Vor kurzem beim Derby der Belgrader Vereine waren auch Fans aus Moskau anwesend, berichtet der Politikwissenschaftler Alexander Mennicke, der sich mit Fankulturen auf dem Balkan beschäftigt: „Es gab auch Rufe: ,Serbien – Russland: Brüder für immer‘. Aber man muss aufpassen, dass man da nicht zu viel reininterpretiert. Diese Rufe gibt es eigentlich bei jedem Derby, wo die befreundeten Gruppen anwesend sind. Man kann jetzt nicht sagen, dass irgendwelche serbischen Fangruppen, und auch selbst die russischen Fangruppen Kriegsbegeisterung darstellen wollen. Aber natürlich rückt man in solchen ,brüderlichen‘ Bündnissen auch einfach zusammen. Weil man eben die eigene Nation oder die eigene Nationalität in Gefahr sieht oder von außen angegriffen sieht.“
Russische Fans halten sich zurück
Anders als der FC Schalke 04 hat sich Roter Stern Belgrad noch nicht klar von seinem Trikotsponsor Gazprom distanziert. Über Jahre pflegte auch der serbische Präsident Aleksandar Vučić Beziehungen zum Kreml. Das gilt auch für Milorad Dodik, den serbischen Vertreter im Staatspräsidium von Bosnien und Herzegowina. Laut Recherchen des Mediennetzwerks Birn haben serbische Hooligans an russischer Seite in der Ostukraine gekämpft. Welche Allianzen werden nun entstehen?
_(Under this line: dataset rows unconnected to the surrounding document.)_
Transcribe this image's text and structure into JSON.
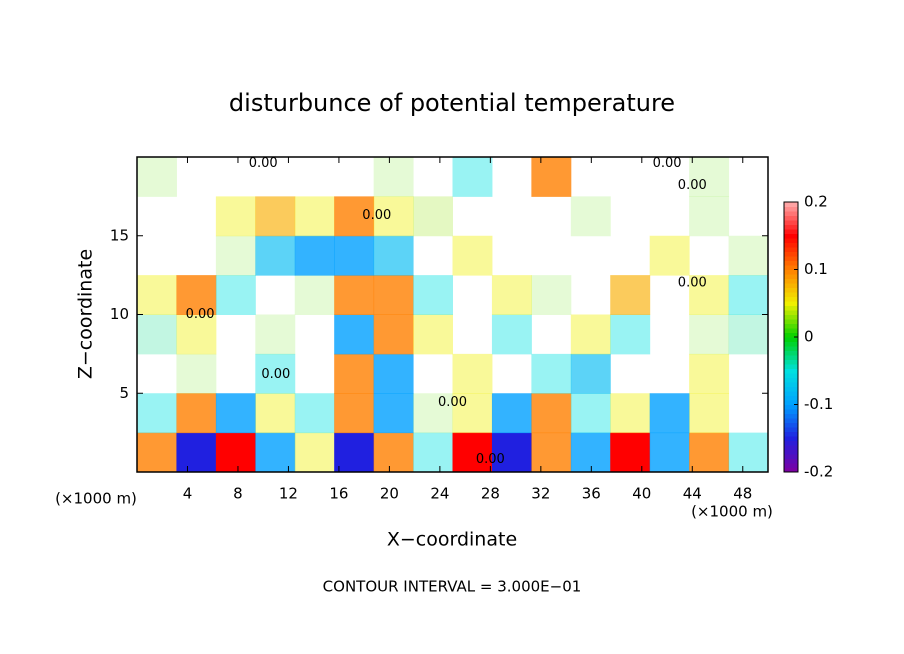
{
  "chart_data": {
    "type": "heatmap",
    "title": "disturbunce of potential temperature",
    "x_label": "X−coordinate",
    "y_label": "Z−coordinate",
    "x_unit": "(×1000 m)",
    "y_unit": "(×1000 m)",
    "footnote": "CONTOUR INTERVAL = 3.000E−01",
    "xlim": [
      0,
      50
    ],
    "ylim": [
      0,
      20
    ],
    "xticks": [
      4,
      8,
      12,
      16,
      20,
      24,
      28,
      32,
      36,
      40,
      44,
      48
    ],
    "yticks": [
      5,
      10,
      15
    ],
    "z": [
      [
        0.1,
        -0.15,
        0.15,
        -0.1,
        0.05,
        -0.15,
        0.1,
        -0.05,
        0.15,
        -0.15,
        0.1,
        -0.1,
        0.15,
        -0.1,
        0.1,
        -0.05
      ],
      [
        -0.05,
        0.1,
        -0.1,
        0.05,
        -0.05,
        0.1,
        -0.1,
        0.02,
        0.05,
        -0.1,
        0.1,
        -0.05,
        0.05,
        -0.1,
        0.05,
        0
      ],
      [
        0,
        0.02,
        0,
        -0.05,
        0,
        0.1,
        -0.1,
        0,
        0.05,
        0,
        -0.05,
        -0.08,
        0,
        0,
        0.05,
        0
      ],
      [
        -0.03,
        0.05,
        0,
        0.02,
        0,
        -0.1,
        0.1,
        0.05,
        0,
        -0.05,
        0,
        0.05,
        -0.05,
        0,
        0.02,
        -0.03
      ],
      [
        0.05,
        0.1,
        -0.05,
        0,
        0.02,
        0.1,
        0.1,
        -0.05,
        0,
        0.05,
        0.02,
        0,
        0.08,
        0,
        0.05,
        -0.05
      ],
      [
        0,
        0,
        0.02,
        -0.08,
        -0.1,
        -0.1,
        -0.08,
        0,
        0.05,
        0,
        0,
        0,
        0,
        0.05,
        0,
        0.02
      ],
      [
        0,
        0,
        0.05,
        0.08,
        0.05,
        0.1,
        0.05,
        0.03,
        0,
        0,
        0,
        0.02,
        0,
        0,
        0.02,
        0
      ],
      [
        0.02,
        0,
        0,
        0,
        0,
        0,
        0.02,
        0,
        -0.05,
        0,
        0.1,
        0,
        0,
        0,
        0.02,
        0
      ]
    ],
    "colorscale": [
      [
        -0.2,
        "#8000a0"
      ],
      [
        -0.15,
        "#2020e0"
      ],
      [
        -0.1,
        "#00a0ff"
      ],
      [
        -0.05,
        "#00e0e0"
      ],
      [
        0,
        "#00d000"
      ],
      [
        0.05,
        "#f0f000"
      ],
      [
        0.1,
        "#ff8000"
      ],
      [
        0.15,
        "#ff0000"
      ],
      [
        0.2,
        "#ffb0b0"
      ]
    ],
    "clim": [
      -0.2,
      0.2
    ],
    "cticks": [
      -0.2,
      -0.1,
      0,
      0.1,
      0.2
    ],
    "contour_labels": [
      {
        "x": 10,
        "y": 19.6,
        "label": "0.00"
      },
      {
        "x": 42,
        "y": 19.6,
        "label": "0.00"
      },
      {
        "x": 44,
        "y": 18.2,
        "label": "0.00"
      },
      {
        "x": 19,
        "y": 16.3,
        "label": "0.00"
      },
      {
        "x": 44,
        "y": 12,
        "label": "0.00"
      },
      {
        "x": 5,
        "y": 10,
        "label": "0.00"
      },
      {
        "x": 11,
        "y": 6.2,
        "label": "0.00"
      },
      {
        "x": 25,
        "y": 4.4,
        "label": "0.00"
      },
      {
        "x": 28,
        "y": 0.8,
        "label": "0.00"
      }
    ]
  }
}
In Russland selbst scheinen sich Ultras mit Botschaften zurückzuhalten. Der Forscher Alexander Mennicke ist auf ein Graffiti von Fans von Zenit St. Petersburg gestoßen. Die Botschaft: „Stoppt die Kriege unter Brüdern.“ Mennicke sagt: „Natürlich, würde ich sagen, scheuen die Gruppen auch den Konflikt und positionieren sich vielleicht nicht nach außen. Letztendlich, wenn man sieht, wie relativ klein die Demonstrationen auch in Russland sind und wie stark diese auch unterdrückt werden, dann trifft das natürlich auch auf die Fangruppen zu.“
Alexander Mennicke dokumentiert auf Twitter die Symbolik der Fans. Zum Beispiel ein Foto, dass offenbar Hooligans von Dinamo Minsk in der Nähe von Kiew zeigt. Damit würden diese sich gegen den belarussischen Diktator Alexander Lukaschenko stellen, einen engen Partner Putins. Über diese Kampfmotive hinaus senden Fans aber auch andere Botschaften. Es geht um Kriegsopfer, Trauer und die Erinnerung an gefallene Freunde.